He went on in a very matter-of-fact voice: “I couldn’t stick Winborough this term. Just knowing.—It’s absurd—I was as keen to lick the Germans as ever—but how could I join in when the fellows jawed about Huns and wiping ’em off the face of the earth.... I felt crimson inside—beastly—as though I were there on false pretences. And all the chaps of my age were preparing to join up next year ... last term I was still one of them. They couldn’t understand why.... It had to come out at last—the Head knew all along, naturally. But we were playing the Meltonians in their own field, twelve miles away—and I had to register and get permission, show my photograph—all that mush. Like a ticket-of-leave man. The fellows were awfully decent. They didn’t even cut me. Harrison, speaking for the majority, went so far as to say it was rough luck, and they knew I couldn’t help it”—Richard’s underlip twisted sardonically. “But they weren’t quite sure, after that, what ought to be said in front of me ... dead pauses when I strolled up to one group or another.... I came home at half-term, last Monday, and I’m not going back.”

“So you’re out of it,” whispered David, still staring as though fascinated at his boots. “Out of the fighting, and the need of fighting, and the need to choose ... you lucky beggar. Oh, you lucky beggar....”

“I realize the fact that I’m out of it, thanks. But I don’t quite follow your congratulations.”

“It’s that ... I’ve been in Germany, two or three times, once for six months, and—Oh, Richard, what has happened to the old Germany, the Germany we knew, to change it so?
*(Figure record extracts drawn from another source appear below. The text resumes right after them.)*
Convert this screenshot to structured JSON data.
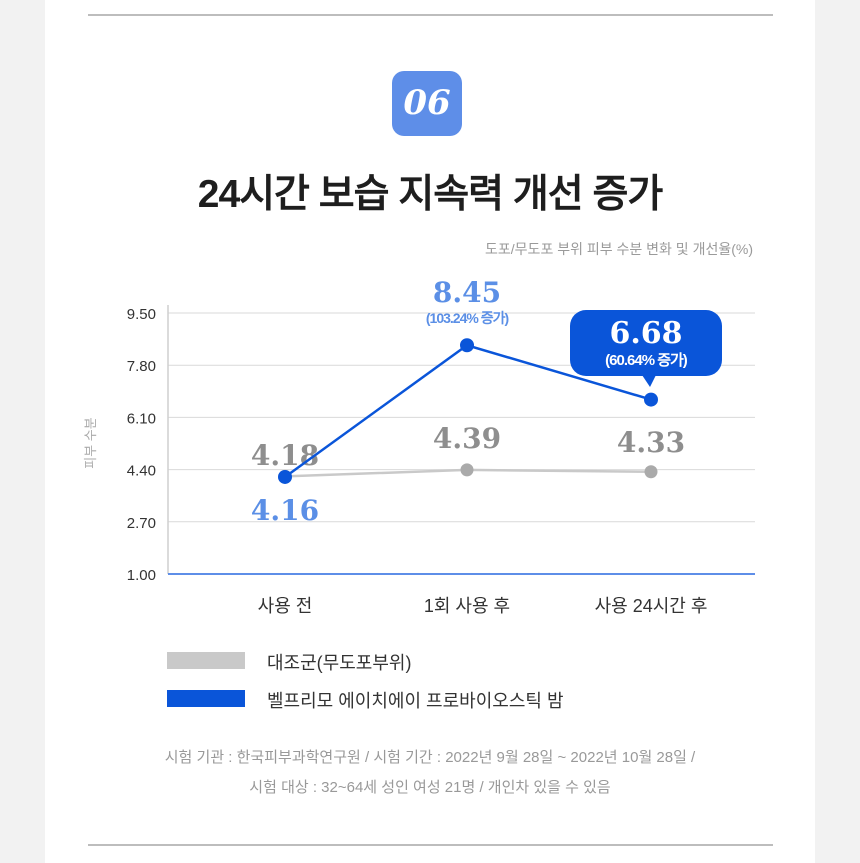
{
  "badge": "06",
  "title": "24시간 보습 지속력 개선 증가",
  "colors": {
    "blue": "#0a55d9",
    "blue_label": "#5b8fe6",
    "gray": "#c9c9c9",
    "gray_label": "#8e8e8e",
    "badge": "#5e8ee8"
  },
  "chart_data": {
    "type": "line",
    "title": "도포/무도포 부위 피부 수분 변화 및 개선율(%)",
    "ylabel": "피부 수분",
    "xlabel": "",
    "categories": [
      "사용 전",
      "1회 사용 후",
      "사용 24시간 후"
    ],
    "ylim": [
      1.0,
      9.5
    ],
    "yticks": [
      "9.50",
      "7.80",
      "6.10",
      "4.40",
      "2.70",
      "1.00"
    ],
    "grid": true,
    "legend_position": "bottom",
    "series": [
      {
        "name": "대조군(무도포부위)",
        "values": [
          4.18,
          4.39,
          4.33
        ],
        "labels": [
          "4.18",
          "4.39",
          "4.33"
        ]
      },
      {
        "name": "벨프리모 에이치에이 프로바이오스틱 밤",
        "values": [
          4.16,
          8.45,
          6.68
        ],
        "labels": [
          "4.16",
          "8.45",
          "6.68"
        ],
        "annotations": [
          "",
          "(103.24% 증가)",
          "(60.64% 증가)"
        ]
      }
    ]
  },
  "notes": [
    "시험 기관 : 한국피부과학연구원 / 시험 기간 : 2022년 9월 28일 ~ 2022년 10월 28일 /",
    "시험 대상 : 32~64세 성인 여성 21명 / 개인차 있을 수 있음"
  ]
}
I simply can’t realize that they commit atrocities in Belgium and sink hospital ships and mutilate children, and are bragging and swaggering and blood-letting all over Europe.... I can only remember the little things—the silly, comfortable little things.... You follow the stream, and in a clearing in the heart of the great blue pinewood you come bang on the sturdy old forest-house, with antlers branching over the wooden doorway, and the coat-of-arms of some royalty ... perhaps you may catch a glimpse of him in his green hunting-coat ... tables with check blue and red cloths, and saucers of wood-strawberries like tiny drops of blood—do you know the smell and flavour of wood-strawberries?—and a flaxen peasant child who watches you with enormous solemn eyes while you eat, and curtseys by clockwork for hours after you’ve left her.... And all over the country the ridiculous wooden signposts that say on one arm ‘Zum Biergarten,’ and on the other ‘Zum Aussichtspunkt,’ and never get tired of it—and you never get tired of it either. Or of leaning out of your window in the early morning to hear them play the Chorale, slow and pure and stately—and the ground is a mist of blue bilberries—and the Rhine legends jostle each other on your excursion, and you send off postcards on which everybody signs their names—and everyone says good-day—and everyone is musical.”

“Good God, how awful,” was Richard’s sotto voce comment on this list of blisses.

David heard, and said rather impatiently: “You’ve been to Germany, haven’t you? Can’t you understand what I mean?”

Richard ransacked his memory for a single incident or aspect of Dorzheim which had found tender home in his heart, and discovered not one.

“All the little things ...” David murmured again, hands clasped behind his head, and eyes mournfully brooding on the past. “Oh, I know I’m a sentimental idiot, but I can’t shake it all off to command. Not at once.”

“If you feel like that, I don’t honestly see why you need join up. ’Tisn’t compulsory.”

“I’ve got to ... there’d be such a fuss with father—and he would never forgive me. Max can’t, and Hardy’s married.... There’s only Con and me. Con—well, you know him—he rings British wherever you sound him.... I’ve seen mother look at him as though wondering how he could ever have happened to be her son. I don’t want Con to despise me—he’s always been ripping to us younger ones. And then—oh, just because there’s a doubt about us all, we can’t afford, as a family, to have a slacker about. If our name had always been Redbury”—again that melancholy smile and shrug of the shoulders, so typically Jewish.